If Americans aren't ready to elect a woman more friends, which would you pick? In a study commissioned by Men's Health magazine among college-educated men age 18-52, 72 percent of respondents opted for friends. They clearly gave the "right" answer, but one wonders how it sits with the friends they've already got. Think of it this way: Mightn't you be happier if your best pal acquired a house on Martha's Vineyard than if he acquired some additional friends?
Be that as it may, the study (conducted by DYG Inc.) found men to be a far more socially acceptable bunch than their current reputation might suggest. For instance, 82 percent "would rather have more time for their families than more time for their own interests." Seventy-three percent subscribed to the statement, "Once you have a child, your own needs come second." Asked what they "equate with status," 86 percent cited "being a great husband and father," 83 percent chose "leaving work at 5 every day to be with your kids" and 81 percent spoke of "opting for family rather than a prestigious career."
Still, it's not as if they're indifferent to good old money and the things it can buy. As you can see from the chart, these men want high-quality products, and they expect a certain amount of pampering as they buy them. And while they're big on sports and outdoorsy activities, 66 percent "would choose exceptional business savvy over exceptional athletic skills."

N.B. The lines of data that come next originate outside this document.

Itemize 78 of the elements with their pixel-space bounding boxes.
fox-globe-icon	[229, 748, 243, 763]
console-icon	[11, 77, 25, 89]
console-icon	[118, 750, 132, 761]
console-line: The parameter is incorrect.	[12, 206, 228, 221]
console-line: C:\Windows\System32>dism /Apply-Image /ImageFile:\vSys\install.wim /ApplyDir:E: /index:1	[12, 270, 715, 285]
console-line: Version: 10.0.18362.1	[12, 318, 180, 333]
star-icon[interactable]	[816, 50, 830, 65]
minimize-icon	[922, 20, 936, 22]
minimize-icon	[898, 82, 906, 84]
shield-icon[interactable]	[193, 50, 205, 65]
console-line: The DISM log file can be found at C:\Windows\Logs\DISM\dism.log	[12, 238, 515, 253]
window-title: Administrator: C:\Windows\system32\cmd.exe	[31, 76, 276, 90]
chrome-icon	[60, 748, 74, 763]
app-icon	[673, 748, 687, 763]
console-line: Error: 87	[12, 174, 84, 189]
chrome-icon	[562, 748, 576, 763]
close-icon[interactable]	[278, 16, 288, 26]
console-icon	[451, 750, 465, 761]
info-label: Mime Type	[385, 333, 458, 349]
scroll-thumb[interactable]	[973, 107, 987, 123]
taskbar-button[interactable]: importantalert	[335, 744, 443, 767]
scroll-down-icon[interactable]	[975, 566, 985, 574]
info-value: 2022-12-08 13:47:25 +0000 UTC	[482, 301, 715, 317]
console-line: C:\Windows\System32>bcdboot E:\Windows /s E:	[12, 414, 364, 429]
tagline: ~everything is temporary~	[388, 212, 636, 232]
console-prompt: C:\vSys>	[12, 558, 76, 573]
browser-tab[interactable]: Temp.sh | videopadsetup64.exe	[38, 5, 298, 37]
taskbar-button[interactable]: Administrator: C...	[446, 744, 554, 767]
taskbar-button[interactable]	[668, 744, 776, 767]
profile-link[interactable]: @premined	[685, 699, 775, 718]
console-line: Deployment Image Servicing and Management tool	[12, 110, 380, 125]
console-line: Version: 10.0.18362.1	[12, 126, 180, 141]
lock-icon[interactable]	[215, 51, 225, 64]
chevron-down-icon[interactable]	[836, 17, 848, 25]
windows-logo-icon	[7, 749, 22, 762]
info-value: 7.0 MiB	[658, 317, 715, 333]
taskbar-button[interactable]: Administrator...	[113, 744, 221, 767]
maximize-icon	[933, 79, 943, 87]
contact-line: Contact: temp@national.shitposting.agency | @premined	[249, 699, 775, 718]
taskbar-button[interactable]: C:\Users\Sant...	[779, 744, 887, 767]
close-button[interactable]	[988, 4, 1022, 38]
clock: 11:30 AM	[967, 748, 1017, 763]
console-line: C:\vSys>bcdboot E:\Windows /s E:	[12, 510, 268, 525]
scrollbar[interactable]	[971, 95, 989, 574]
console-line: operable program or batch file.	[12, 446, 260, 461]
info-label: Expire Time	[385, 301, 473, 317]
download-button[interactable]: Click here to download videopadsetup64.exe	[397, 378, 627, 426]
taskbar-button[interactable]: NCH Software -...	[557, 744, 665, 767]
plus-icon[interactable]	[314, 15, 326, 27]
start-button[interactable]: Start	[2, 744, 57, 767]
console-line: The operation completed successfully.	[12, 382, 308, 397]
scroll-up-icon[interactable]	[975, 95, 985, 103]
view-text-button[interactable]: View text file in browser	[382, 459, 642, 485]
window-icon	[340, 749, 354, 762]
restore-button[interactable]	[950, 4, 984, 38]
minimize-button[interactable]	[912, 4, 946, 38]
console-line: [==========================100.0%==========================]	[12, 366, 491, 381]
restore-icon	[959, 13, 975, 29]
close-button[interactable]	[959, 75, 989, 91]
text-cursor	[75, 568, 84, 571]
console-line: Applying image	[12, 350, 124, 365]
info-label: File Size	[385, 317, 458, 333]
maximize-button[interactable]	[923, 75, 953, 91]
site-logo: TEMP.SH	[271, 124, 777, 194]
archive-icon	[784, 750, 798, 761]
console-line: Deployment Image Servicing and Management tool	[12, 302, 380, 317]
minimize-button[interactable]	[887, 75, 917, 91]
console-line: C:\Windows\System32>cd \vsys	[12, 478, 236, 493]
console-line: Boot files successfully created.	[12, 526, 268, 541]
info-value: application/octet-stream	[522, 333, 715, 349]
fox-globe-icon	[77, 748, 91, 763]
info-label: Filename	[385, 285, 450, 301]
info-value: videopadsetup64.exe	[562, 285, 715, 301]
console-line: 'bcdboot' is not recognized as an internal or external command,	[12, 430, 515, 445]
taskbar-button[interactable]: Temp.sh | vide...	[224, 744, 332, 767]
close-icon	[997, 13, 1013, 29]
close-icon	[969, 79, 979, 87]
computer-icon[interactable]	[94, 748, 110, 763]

Among other tidbits from the study: 59 percent of respondents said they "would rather have a year of great sex than $10,000." (In this context, the 10 grand has a Dr. Evilesque ring to it.) A hospitable 78 percent of the men surveyed wish they had "more time to make dinner for family and friends." On the male-bonding front, 72 percent would like "more time with male friends." And for all their enthusiasm about the joys of fatherhood, 60 percent "would rather have more time with their wives than more time with their kids."
BUT THE CANDY'S REAL: Giving a Virtual Twist To Valentine's Cards
Oh, that romantic World Wide Web! In a pre-Valentine's Day survey by The NPD Group, 70 percent of Internet users said they planned to send electronic cards to a loved one--up from 55 percent expressing that intention last year. Does this spell trouble for marketers of paper-and-ink cards? Not yet. Among those who said they would send e-valentines, 79 percent planned to buy traditional cards as well. And what sort of Valentine's Day gifts were respondents planning to give? Candy/chocolate was the leading choice, cited by 47 percent. Dinner (31 percent) and flowers (30 percent) also scored well, while stuffed animals (16 percent) trailed the pack.